The Scripture says that third time of being asked if he loved Jesus, it “grieved” him.
And I could only imagine the pain of having to face that sin in front of the one he had betrayed.
Until we deal with our sin, it sits in our hearts and eats at us like a disease.
It keeps us from growing and causes us to stumble.
It steals our joy, and it keeps us from being used by God, and because God loves us too much to let sin remain, He brings it to the surface.
He operates on us like a Great Physician through His Word or through a sermon, or through another person and exposes our sin for what it is and calls us to face it, and to walk away from it.
1 Timothy 1:12–13 (NAS): I thank Christ Jesus our Lord, who has strengthened me, because He considered me faithful, putting me into service, even though I was formerly a blasphemer and a persecutor and a violent aggressor.
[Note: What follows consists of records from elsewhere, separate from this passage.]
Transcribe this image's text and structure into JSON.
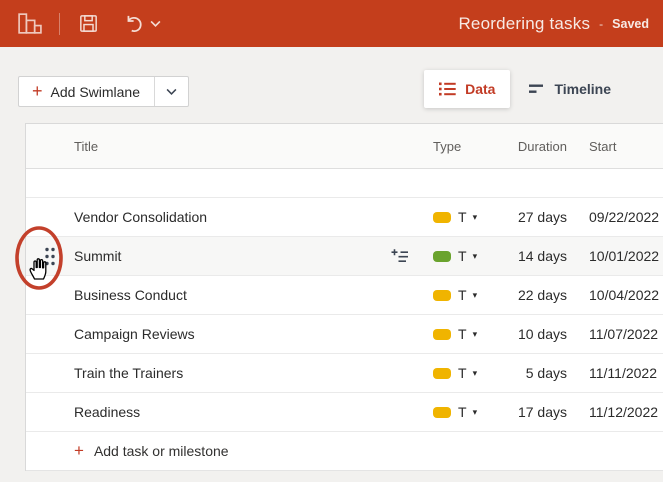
{
  "colors": {
    "header_bg": "#C43E1C",
    "accent": "#C23B25",
    "ink": "#3C4553",
    "type_yellow": "#F0B400",
    "type_green": "#6AA32D",
    "annotation_red": "#C3402B"
  },
  "header": {
    "title": "Reordering tasks",
    "separator": "-",
    "status": "Saved",
    "icons": {
      "app": "swimlane-chart-icon",
      "save": "save-icon",
      "undo": "undo-icon",
      "undo_dropdown": "chevron-down-icon"
    }
  },
  "toolbar": {
    "add_swimlane_label": "Add Swimlane",
    "dropdown_icon": "chevron-down-icon"
  },
  "view_tabs": [
    {
      "label": "Data",
      "icon": "list-icon",
      "active": true
    },
    {
      "label": "Timeline",
      "icon": "timeline-bars-icon",
      "active": false
    }
  ],
  "table": {
    "columns": {
      "title": "Title",
      "type": "Type",
      "duration": "Duration",
      "start": "Start"
    },
    "rows": [
      {
        "title": "Vendor Consolidation",
        "type_label": "T",
        "type_color": "#F0B400",
        "duration": "27 days",
        "start": "09/22/2022"
      },
      {
        "title": "Summit",
        "type_label": "T",
        "type_color": "#6AA32D",
        "duration": "14 days",
        "start": "10/01/2022",
        "highlighted": true,
        "drag_handle_visible": true,
        "subtask_icon_visible": true
      },
      {
        "title": "Business Conduct",
        "type_label": "T",
        "type_color": "#F0B400",
        "duration": "22 days",
        "start": "10/04/2022"
      },
      {
        "title": "Campaign Reviews",
        "type_label": "T",
        "type_color": "#F0B400",
        "duration": "10 days",
        "start": "11/07/2022"
      },
      {
        "title": "Train the Trainers",
        "type_label": "T",
        "type_color": "#F0B400",
        "duration": "5 days",
        "start": "11/11/2022"
      },
      {
        "title": "Readiness",
        "type_label": "T",
        "type_color": "#F0B400",
        "duration": "17 days",
        "start": "11/12/2022"
      }
    ],
    "add_row_label": "Add task or milestone"
  },
  "annotation": {
    "shape": "red-ellipse-callout",
    "highlights": "row-drag-handle",
    "cursor": "grab-hand-cursor",
    "color": "#C3402B"
  }
}
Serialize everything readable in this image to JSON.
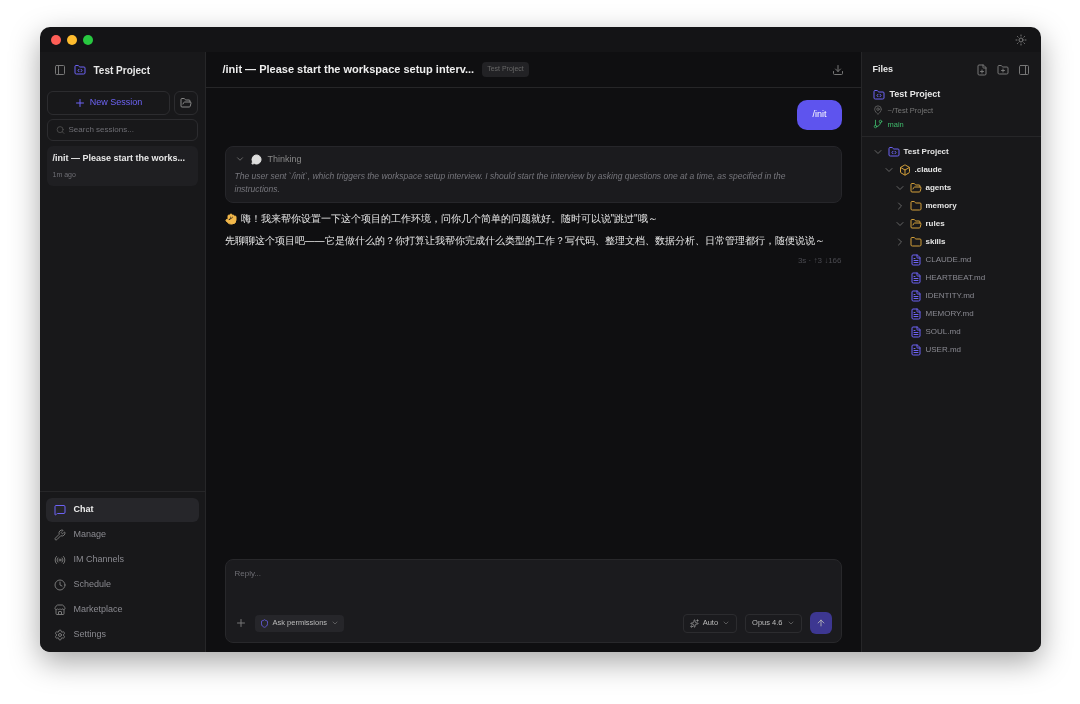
{
  "sidebar": {
    "project": "Test Project",
    "new_session": "New Session",
    "search": {
      "placeholder": "Search sessions..."
    },
    "sessions": [
      {
        "title": "/init — Please start the works...",
        "time": "1m ago"
      }
    ],
    "nav": [
      {
        "label": "Chat",
        "selected": true
      },
      {
        "label": "Manage",
        "selected": false
      },
      {
        "label": "IM Channels",
        "selected": false
      },
      {
        "label": "Schedule",
        "selected": false
      },
      {
        "label": "Marketplace",
        "selected": false
      },
      {
        "label": "Settings",
        "selected": false
      }
    ]
  },
  "chat": {
    "title": "/init — Please start the workspace setup interv...",
    "project_tag": "Test Project",
    "user_message": "/init",
    "thinking": {
      "label": "Thinking",
      "expanded": true,
      "text": "The user sent `/init`, which triggers the workspace setup interview. I should start the interview by asking questions one at a time, as specified in the instructions."
    },
    "reply": [
      "嗨！我来帮你设置一下这个项目的工作环境，问你几个简单的问题就好。随时可以说\"跳过\"哦～",
      "先聊聊这个项目吧——它是做什么的？你打算让我帮你完成什么类型的工作？写代码、整理文档、数据分析、日常管理都行，随便说说～"
    ],
    "stats": "3s · ↑3 ↓166",
    "composer": {
      "placeholder": "Reply...",
      "permissions": "Ask permissions",
      "effort": "Auto",
      "model": "Opus 4.6"
    }
  },
  "files": {
    "title": "Files",
    "project": "Test Project",
    "path": "~/Test Project",
    "branch": "main",
    "tree": [
      {
        "name": "Test Project",
        "kind": "project",
        "expanded": true,
        "children": [
          {
            "name": ".claude",
            "kind": "package",
            "expanded": true,
            "children": [
              {
                "name": "agents",
                "kind": "folder",
                "expanded": true
              },
              {
                "name": "memory",
                "kind": "folder",
                "expanded": false
              },
              {
                "name": "rules",
                "kind": "folder",
                "expanded": true
              },
              {
                "name": "skills",
                "kind": "folder",
                "expanded": false
              },
              {
                "name": "CLAUDE.md",
                "kind": "file"
              },
              {
                "name": "HEARTBEAT.md",
                "kind": "file"
              },
              {
                "name": "IDENTITY.md",
                "kind": "file"
              },
              {
                "name": "MEMORY.md",
                "kind": "file"
              },
              {
                "name": "SOUL.md",
                "kind": "file"
              },
              {
                "name": "USER.md",
                "kind": "file"
              }
            ]
          }
        ]
      }
    ]
  }
}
Yet I was shown mercy because I acted ignorantly in unbelief.
Having a past history of sin does not disqualify us.
Once being someone we are not proud of does not keep God from using us.
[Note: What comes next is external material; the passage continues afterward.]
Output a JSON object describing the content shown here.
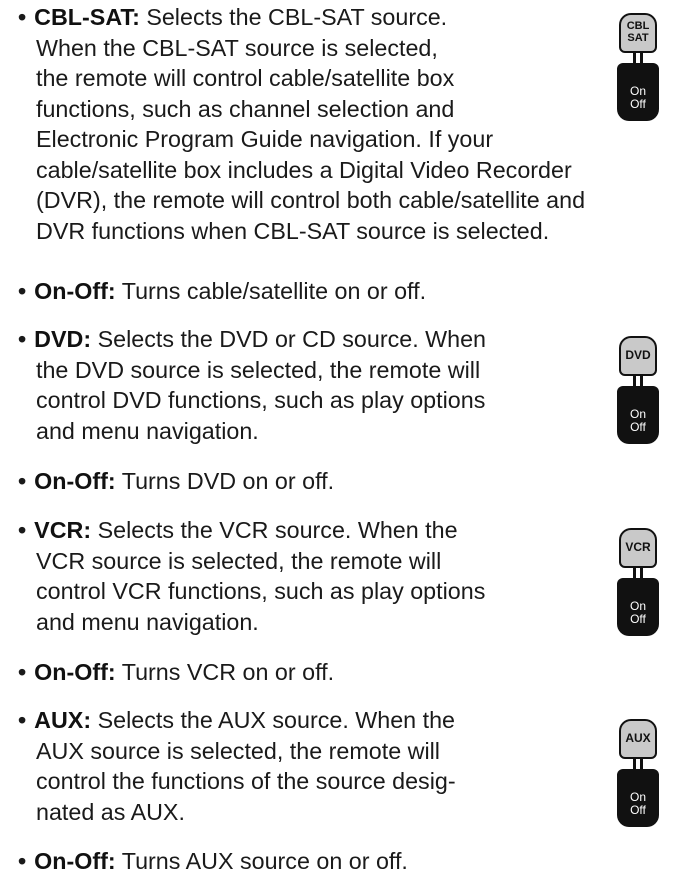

It is when we choose to not deal with the sin that Jesus has brought tot the surface that keeps us from being used by God.
I read a quote in a book not too long agin that I would like to share with you.
He said this, “God can use a bent spoon, a crooked spoon, or even a twisted spoon, but he cannot use a dirty spoon”
Our love of Jesus is demonstrated by how we serve one another, not by our words
Explanation
I want you to notice how Jesus never tells Peter to repent.
In fact, the word repent is never used in the gospel of John.
But this deal with Peter is exactly what is happening.
2 Cor 7:10 “For the sorrow that is according to the will of God produces a repentance without regret, leading to salvation, but the sorrow of the world produces death.”
And I think that is exactly what Peter is doing here.
He is grieved over his sin and Jesus restores him.
Not by scolding him, but by commissioning him.
Jesus doesn’t question Peter’s love, but tells Peter how he can demonstrate his love to Jesus.
He tells Peter, “Feed My lambs, Shepherd My sheep, Tend My sheep”.
Instead of saying Peter, your word is good enough.
you can trust in your own words of love towards me.
Jesus says, here is how you can show me love!
Bridge
Love is never demonstrated by words alone, but always followed through with action.
And even more specifically in this context, by how we serve one another.
Peter was not just called to serve Jesus, but to serve the Jesus’ people.
And every believer’s called to this same service.
Jesus washes the disciples feet
When Jesus washed the disciple’s feet in the upper room, they did not understand what was going on.
Jesus was doing what a servant should have been doing.
This is why Peter said to Jesus, “you will not wash my feet!”.
And then Jesus said, no servant is above his master.
In other words, what he has done, we must also be doing.
It is our calling church members to serve one another.